Thanks @sethmlarson for committing to make #FreeSoftware #Python volunteer maintainers lives easier.
I'm sadly shocked, though, that PEP 761 lauds dependence on #platform providers out of our control (Google, GitHub, etc.) as some improvement? Have we not learned that we need #community control of our identity, not #corporation platforms?
#ProtocolsNotPlatforms is a necessary part of divesting centralised power over our #SoftwareFreedom. Vesting yet more control in Microsoft is not the way.
This, from PEP 761, describes a regression, not an improvement:
“Sigstore’s security model depends more on centralized infrastructure compared to PGP, such as the “public good” signature transparency log (Rekor), certificate authority and transparency log (Fulcio), and the security of OpenID Connect identity providers like Google and GitHub.”
We need to *remove* control from those centralised, for-profit, #GrowthAtAllCosts #platforms. Not give them more.
I'm entirely sympathetic @sethmlarson with this passage:
“Requiring release managers to maintain and protect PGP private keys for seven or more years is an unnecessary burden in the new age of ergonomic and ephemeral signing keys.”
and I'm glad you're working to alleviate that.
That argues for improved *community-controlled* solutions. Not further entrenching #platform centralisation.
Most alarmingly, @sethmlarson writes
“Maintaining the integrity of accounts on identity providers like GitHub is already an expectation of being a Python release manager or core team member, such as through multi-factor authentication and strong unique passwords.”
as though that's to be accepted? No! That is a *problem*, to be reduced, not exacerbated.
As it stands, PEP 761 addresses a real problem by handing control to Microsoft and Google: a known, bigger problem.
And no, I don't have an immediate #community controlled implementation to offer.
I do know, though, that whatever we move to needs to be out of the hands of the #SurveillanceCapitalism #Platforms, so "just use your Google / GitHub / other #proprietary #platform identity" ain't it.

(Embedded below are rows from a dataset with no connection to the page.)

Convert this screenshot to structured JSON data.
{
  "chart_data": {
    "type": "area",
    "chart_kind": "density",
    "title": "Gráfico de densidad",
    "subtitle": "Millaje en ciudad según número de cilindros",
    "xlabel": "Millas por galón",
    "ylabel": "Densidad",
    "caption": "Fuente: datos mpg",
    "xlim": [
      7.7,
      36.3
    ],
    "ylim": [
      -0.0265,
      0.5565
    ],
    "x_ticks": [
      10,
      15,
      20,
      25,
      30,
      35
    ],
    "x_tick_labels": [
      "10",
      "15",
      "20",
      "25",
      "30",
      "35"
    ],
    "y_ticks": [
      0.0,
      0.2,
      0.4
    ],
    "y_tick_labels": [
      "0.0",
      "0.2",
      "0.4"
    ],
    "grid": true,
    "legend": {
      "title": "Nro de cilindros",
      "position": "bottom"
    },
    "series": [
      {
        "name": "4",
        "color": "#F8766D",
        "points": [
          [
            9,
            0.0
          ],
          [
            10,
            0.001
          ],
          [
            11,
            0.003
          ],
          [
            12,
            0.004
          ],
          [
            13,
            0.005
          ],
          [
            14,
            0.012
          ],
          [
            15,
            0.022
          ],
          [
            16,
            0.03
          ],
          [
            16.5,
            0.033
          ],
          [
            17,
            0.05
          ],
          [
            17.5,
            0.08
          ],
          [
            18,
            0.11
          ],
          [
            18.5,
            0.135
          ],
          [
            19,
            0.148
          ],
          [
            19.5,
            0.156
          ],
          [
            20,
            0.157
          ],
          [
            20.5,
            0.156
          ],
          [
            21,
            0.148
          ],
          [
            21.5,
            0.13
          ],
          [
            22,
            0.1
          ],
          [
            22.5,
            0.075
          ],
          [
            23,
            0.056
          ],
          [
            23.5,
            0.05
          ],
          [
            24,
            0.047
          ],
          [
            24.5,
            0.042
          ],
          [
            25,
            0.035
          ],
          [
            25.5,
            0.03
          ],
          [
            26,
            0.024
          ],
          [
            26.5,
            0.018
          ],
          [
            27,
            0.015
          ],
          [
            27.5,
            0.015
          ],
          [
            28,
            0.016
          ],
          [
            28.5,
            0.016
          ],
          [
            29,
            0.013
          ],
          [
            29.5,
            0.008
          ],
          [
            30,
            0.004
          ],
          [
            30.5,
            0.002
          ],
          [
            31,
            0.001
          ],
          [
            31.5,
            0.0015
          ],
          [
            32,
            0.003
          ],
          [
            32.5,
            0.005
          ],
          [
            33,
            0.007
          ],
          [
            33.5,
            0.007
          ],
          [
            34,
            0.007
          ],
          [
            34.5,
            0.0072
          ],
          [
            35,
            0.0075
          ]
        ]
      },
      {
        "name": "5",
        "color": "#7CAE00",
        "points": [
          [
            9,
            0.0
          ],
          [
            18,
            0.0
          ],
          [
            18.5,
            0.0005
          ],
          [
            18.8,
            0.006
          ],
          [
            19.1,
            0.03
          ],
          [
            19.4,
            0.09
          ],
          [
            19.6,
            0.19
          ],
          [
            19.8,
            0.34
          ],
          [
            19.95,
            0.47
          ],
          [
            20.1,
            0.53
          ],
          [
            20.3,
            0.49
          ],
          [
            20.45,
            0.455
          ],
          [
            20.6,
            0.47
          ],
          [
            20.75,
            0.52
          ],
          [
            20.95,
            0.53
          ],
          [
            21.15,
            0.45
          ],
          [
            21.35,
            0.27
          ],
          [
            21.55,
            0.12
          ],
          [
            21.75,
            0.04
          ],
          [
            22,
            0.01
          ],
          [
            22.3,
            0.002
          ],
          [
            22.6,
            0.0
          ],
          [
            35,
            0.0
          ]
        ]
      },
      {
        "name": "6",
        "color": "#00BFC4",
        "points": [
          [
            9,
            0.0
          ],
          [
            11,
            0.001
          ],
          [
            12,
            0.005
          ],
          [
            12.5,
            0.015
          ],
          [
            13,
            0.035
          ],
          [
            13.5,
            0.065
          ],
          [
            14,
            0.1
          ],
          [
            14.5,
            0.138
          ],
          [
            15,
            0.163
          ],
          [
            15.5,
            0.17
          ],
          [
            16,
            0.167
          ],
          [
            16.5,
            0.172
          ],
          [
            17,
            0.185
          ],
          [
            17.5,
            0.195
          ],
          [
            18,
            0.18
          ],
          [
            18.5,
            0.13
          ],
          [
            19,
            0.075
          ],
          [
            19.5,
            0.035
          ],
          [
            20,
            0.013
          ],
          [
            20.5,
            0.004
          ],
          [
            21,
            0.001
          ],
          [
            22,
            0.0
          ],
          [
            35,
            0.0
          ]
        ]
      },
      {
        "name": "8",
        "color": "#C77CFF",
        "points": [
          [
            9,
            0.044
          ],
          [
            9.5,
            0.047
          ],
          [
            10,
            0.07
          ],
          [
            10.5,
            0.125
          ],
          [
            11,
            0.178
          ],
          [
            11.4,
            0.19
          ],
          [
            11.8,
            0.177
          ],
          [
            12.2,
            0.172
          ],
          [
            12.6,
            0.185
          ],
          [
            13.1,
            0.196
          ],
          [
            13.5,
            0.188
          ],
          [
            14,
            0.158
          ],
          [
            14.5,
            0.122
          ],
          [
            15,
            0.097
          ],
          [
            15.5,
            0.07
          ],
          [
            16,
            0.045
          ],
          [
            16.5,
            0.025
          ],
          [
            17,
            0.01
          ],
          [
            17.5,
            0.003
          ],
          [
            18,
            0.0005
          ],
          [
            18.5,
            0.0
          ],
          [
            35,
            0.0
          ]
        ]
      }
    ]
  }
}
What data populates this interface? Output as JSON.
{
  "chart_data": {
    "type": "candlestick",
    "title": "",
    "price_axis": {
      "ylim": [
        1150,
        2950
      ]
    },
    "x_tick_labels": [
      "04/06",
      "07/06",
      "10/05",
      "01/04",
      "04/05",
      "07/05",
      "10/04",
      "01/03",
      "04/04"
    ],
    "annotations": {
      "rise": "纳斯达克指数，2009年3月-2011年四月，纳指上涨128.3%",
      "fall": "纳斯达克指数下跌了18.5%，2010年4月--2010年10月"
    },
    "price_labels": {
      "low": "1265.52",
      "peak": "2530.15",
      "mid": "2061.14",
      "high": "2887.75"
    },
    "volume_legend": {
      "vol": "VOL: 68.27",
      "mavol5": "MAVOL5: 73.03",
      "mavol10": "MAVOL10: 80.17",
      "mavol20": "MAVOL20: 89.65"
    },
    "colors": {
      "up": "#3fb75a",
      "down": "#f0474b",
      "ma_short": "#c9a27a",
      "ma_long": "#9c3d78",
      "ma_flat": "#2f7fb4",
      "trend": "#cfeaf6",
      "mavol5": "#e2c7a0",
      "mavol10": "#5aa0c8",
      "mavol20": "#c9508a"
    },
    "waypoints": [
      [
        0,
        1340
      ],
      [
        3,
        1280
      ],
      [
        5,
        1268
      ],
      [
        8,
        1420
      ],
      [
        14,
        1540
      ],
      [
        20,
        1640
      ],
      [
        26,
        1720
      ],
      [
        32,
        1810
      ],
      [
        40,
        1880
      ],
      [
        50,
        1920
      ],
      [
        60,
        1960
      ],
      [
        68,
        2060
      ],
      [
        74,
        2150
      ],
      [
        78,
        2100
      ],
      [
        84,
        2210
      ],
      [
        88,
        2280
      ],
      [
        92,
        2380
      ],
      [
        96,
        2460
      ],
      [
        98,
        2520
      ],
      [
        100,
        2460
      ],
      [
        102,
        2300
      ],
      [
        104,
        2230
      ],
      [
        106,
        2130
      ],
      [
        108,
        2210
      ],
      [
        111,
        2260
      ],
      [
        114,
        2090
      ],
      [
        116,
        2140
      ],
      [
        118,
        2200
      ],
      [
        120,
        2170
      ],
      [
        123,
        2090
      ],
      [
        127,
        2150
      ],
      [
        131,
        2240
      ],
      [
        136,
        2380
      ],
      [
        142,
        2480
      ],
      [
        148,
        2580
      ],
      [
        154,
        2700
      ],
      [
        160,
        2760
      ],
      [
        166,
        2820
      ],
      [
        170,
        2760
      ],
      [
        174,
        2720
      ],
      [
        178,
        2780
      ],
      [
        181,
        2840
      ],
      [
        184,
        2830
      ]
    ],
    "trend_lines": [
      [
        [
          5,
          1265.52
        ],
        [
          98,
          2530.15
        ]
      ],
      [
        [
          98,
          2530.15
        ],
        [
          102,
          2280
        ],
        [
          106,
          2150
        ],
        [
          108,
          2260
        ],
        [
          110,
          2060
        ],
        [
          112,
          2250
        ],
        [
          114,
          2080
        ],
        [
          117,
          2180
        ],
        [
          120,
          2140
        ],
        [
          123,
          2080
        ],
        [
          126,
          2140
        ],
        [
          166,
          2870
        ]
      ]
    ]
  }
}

@bignose I think we are in agreement, I would love to have an ergonomic code-signing tool that didn't require active infrastructure investment from some other parties.
However like you mentioned, none such tool exists. I feel like we're leaning too heavily on PGP existing and thus having it pushed as "the solution" that there's been a lack of innovation in this area. Discontinuing PGP doesn't mean "Sigstore-only and forever", if better tools come around we will evaluate them.
My objection, then, @sethmlarson is that the PEP enshrines as a standard, the recommendation to use those specific #platforms (Google, Microsoft GitHub) without any hint at moving as quickly as possible *away* from those locked-in services.
@bignose Maybe my follow-up is that you and I and all internet users are already relying on a system not too different than Sigstore's, but in a lot of ways I am less trusting of: certificate authorities.
Transparency logs means that we can detect misuse and I trust the abilities security engineers of Google or Microsoft more than many country CAs.
@sethmlarson
> already relying on a system not too different than Sigstore's, but in a lot of ways I am less trusting of: certificate authorities.
Please note that is a "what-about" distraction; it is not an argument to vest more control in centralised proprietary user-hostile entities.
I truly respect the work that has clearly gone into the PEP. But the enshrinement and further promotion of a norm to centralised control of our identities, is a huge issue with it.
If "well other nearby things are bad, why not make this bad too" is your response? That saddens me and shows that the PEP is not a step forward for our community.